L’effondrement de Biden a laissé l’option de l’établissement démocrate divisée à peu près entre l’ancien ex-South Bend, en Ind., Le maire Pete Buttigieg, 38 ans, et la sénile du Minnesota Amy Klobuchar, 59 ans, qui ne mettent le monde en feu. Ensuite, il y a Bloomberg ou un joker (Michelle Obama? Hillary Clinton?) À la rescousse. N’importe qui sauf Sanders.

Un instantané aléatoire du bureau de vote de l’école catholique St. Anthony à Manchester, NH, vous donne une idée de la lutte à venir.

Sur 4 400 électeurs éligibles dans le quartier 7, où les démocrates sont légèrement plus nombreux que les républicains et les indécis, Patty, 67 ans, une superviseure de la paie à la retraite, est passée de Biden à Klobuchar parce que « je ne pensais pas qu’il pouvait le faire ».

Jim, 53 ans, a voté Biden parce que «je suis un syndicaliste et il a l’expérience. . . même s’il est en train de le perdre », a-t-il dit en se tapant la tête.

Je n’ai pas pu trouver d’électeur Sanders qui parlerait. Mais les électeurs de Trump n’étaient pas si timides.

«Je suis un homme qui travaille», a déclaré Nate, 37 ans. «Devinez pour qui je vote?» Un tuyauteur qui fait la navette pour une heure à Boston, a-t-il déclaré: «Je travaille. Je ne veux pas de documents. Trump nous a gardés dans un emploi. Il a accompli beaucoup de choses compte tenu de ce que les démocrates lui ont fait. »

Le chauffeur de camion Jason, 48 ans, de Lawrence, Mass., Vote pour Trump parce «qu’il fait plus pour nous que n’importe lequel de ces clowns. Mes amis et moi faisons mieux que nous sous Obama. Je le vois. Une fois qu’il aura surmonté toutes les conneries qu’ils ont tirées, ce ne sera pas interdit. « 

Michael Stimpson, 51 ans, qui gère une usine d’outillage et d’équipement à Manchester, a déclaré que « 99 pour cent » des 175 travailleurs de son usine voteront pour Trump en novembre et que le New Hampshire passera au rouge parce que « les choses n’ont jamais été aussi bonnes » .

« Le socialisme semble bon, jusqu’à ce que vous deviez y vivre », a-t-il déclaré.

C’est le problème pour les démocrates: les électeurs de Trump sont satisfaits de leur sort économique et ont déjà pris en compte les fautes du président le plus enquêté de l’histoire.

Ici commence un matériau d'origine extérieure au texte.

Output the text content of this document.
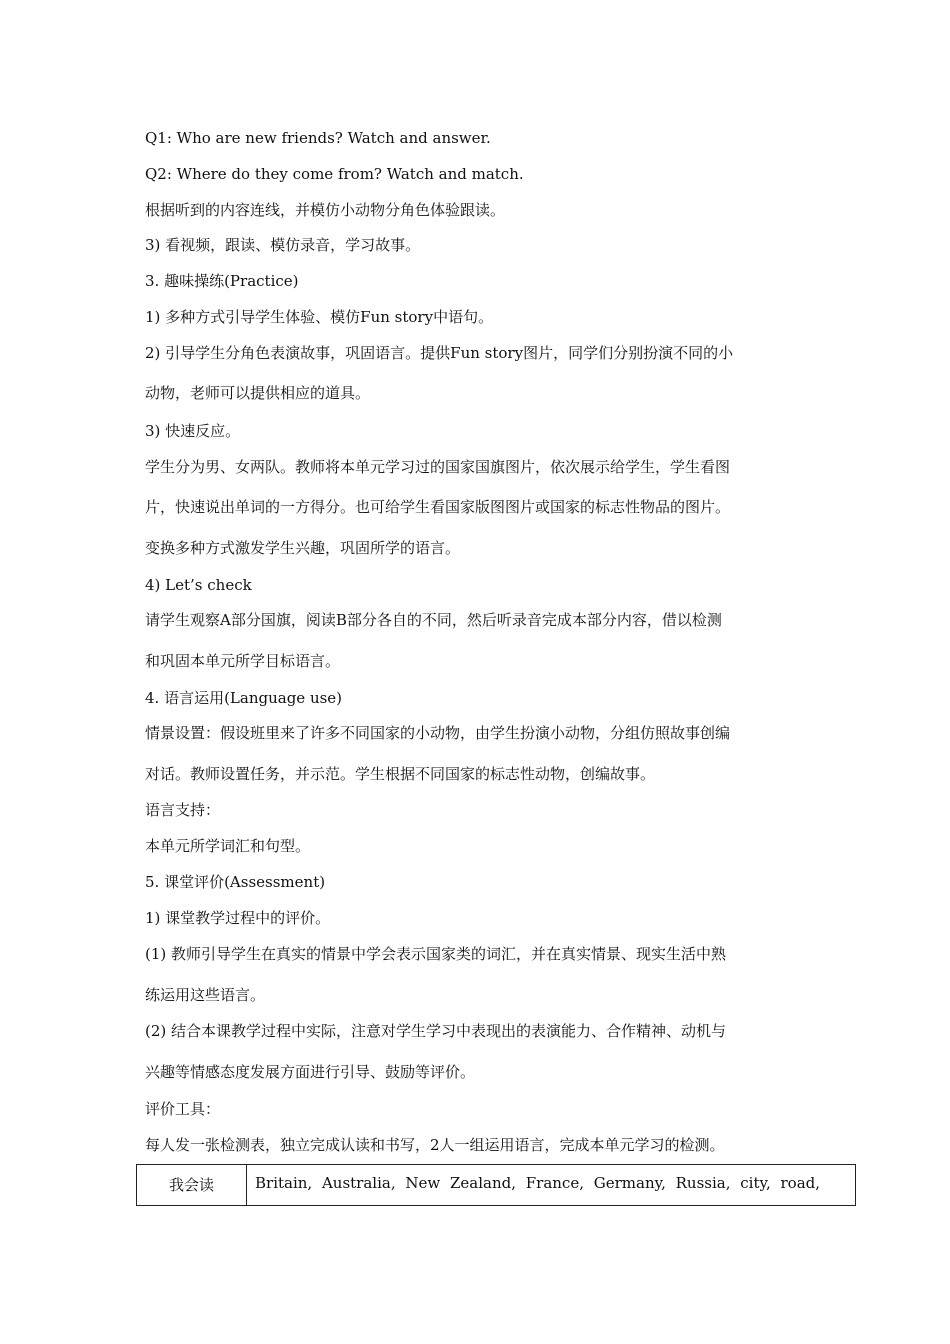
Q1: Who are new friends? Watch and answer.
Q2: Where do they come from? Watch and match.
根据听到的内容连线，并模仿小动物分角色体验跟读。
3) 看视频，跟读、模仿录音，学习故事。
3. 趣味操练(Practice)
1) 多种方式引导学生体验、模仿Fun story中语句。
2) 引导学生分角色表演故事，巩固语言。提供Fun story图片，同学们分别扮演不同的小
动物，老师可以提供相应的道具。
3) 快速反应。
学生分为男、女两队。教师将本单元学习过的国家国旗图片，依次展示给学生，学生看图
片，快速说出单词的一方得分。也可给学生看国家版图图片或国家的标志性物品的图片。
变换多种方式激发学生兴趣，巩固所学的语言。
4) Let’s check
请学生观察A部分国旗，阅读B部分各自的不同，然后听录音完成本部分内容，借以检测
和巩固本单元所学目标语言。
4. 语言运用(Language use)
情景设置：假设班里来了许多不同国家的小动物，由学生扮演小动物，分组仿照故事创编
对话。教师设置任务，并示范。学生根据不同国家的标志性动物，创编故事。
语言支持：
本单元所学词汇和句型。
5. 课堂评价(Assessment)
1) 课堂教学过程中的评价。
(1) 教师引导学生在真实的情景中学会表示国家类的词汇，并在真实情景、现实生活中熟
练运用这些语言。
(2) 结合本课教学过程中实际，注意对学生学习中表现出的表演能力、合作精神、动机与
兴趣等情感态度发展方面进行引导、鼓励等评价。
评价工具：
每人发一张检测表，独立完成认读和书写，2人一组运用语言，完成本单元学习的检测。
我会读	Britain, Australia, New Zealand, France, Germany, Russia, city, road,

L’ampleur du défi est évidente dans le fait que les démocrates ne peuvent pas décider lequel des deux extrêmes choisir pour combattre Trump – un milliardaire hésitant comme Bloomberg ou un socialiste robuste comme Sanders.

Même si nous prétendons que la politique concerne la politique, le caractère et peut-être l’argent, la vérité est que Sanders est le seul autre mâle alpha en lice cette année.

Dans le sens le plus primitif, donc, aussi dangereux que soit son idéologie, il est le candidat qui a les meilleures chances de survivre à la lutte imminente contre Trump.

Tom Steyer a dépensé 200 millions de dollars pour sa vanité

Le bailleur de fonds milliardaire de San Francisco, Tom Steyer, a dépensé près de 200 millions de dollars pour sa campagne présidentielle, pour un total d’environ 13 000 votes dans le New Hampshire et l’Iowa combinés. Quel gaspillage honteux d’argent. S’il a un trou dans sa poche, il devrait aider les sans-abri et nettoyer les excréments humains des trottoirs de sa ville natale en difficulté plutôt que de nous faire la morale.

Biais froid comme la pierre

Il est essentiel d’éviter la simple apparence de parti pris dans une affaire politiquement chargée telle que la poursuite de Roger Stone, l’ami du président. Pourtant, la recommandation de sept à neuf ans des procureurs de Mueller était manifestement excessive pour un crime non violent, et leur démission massive ressemble à un coup politique.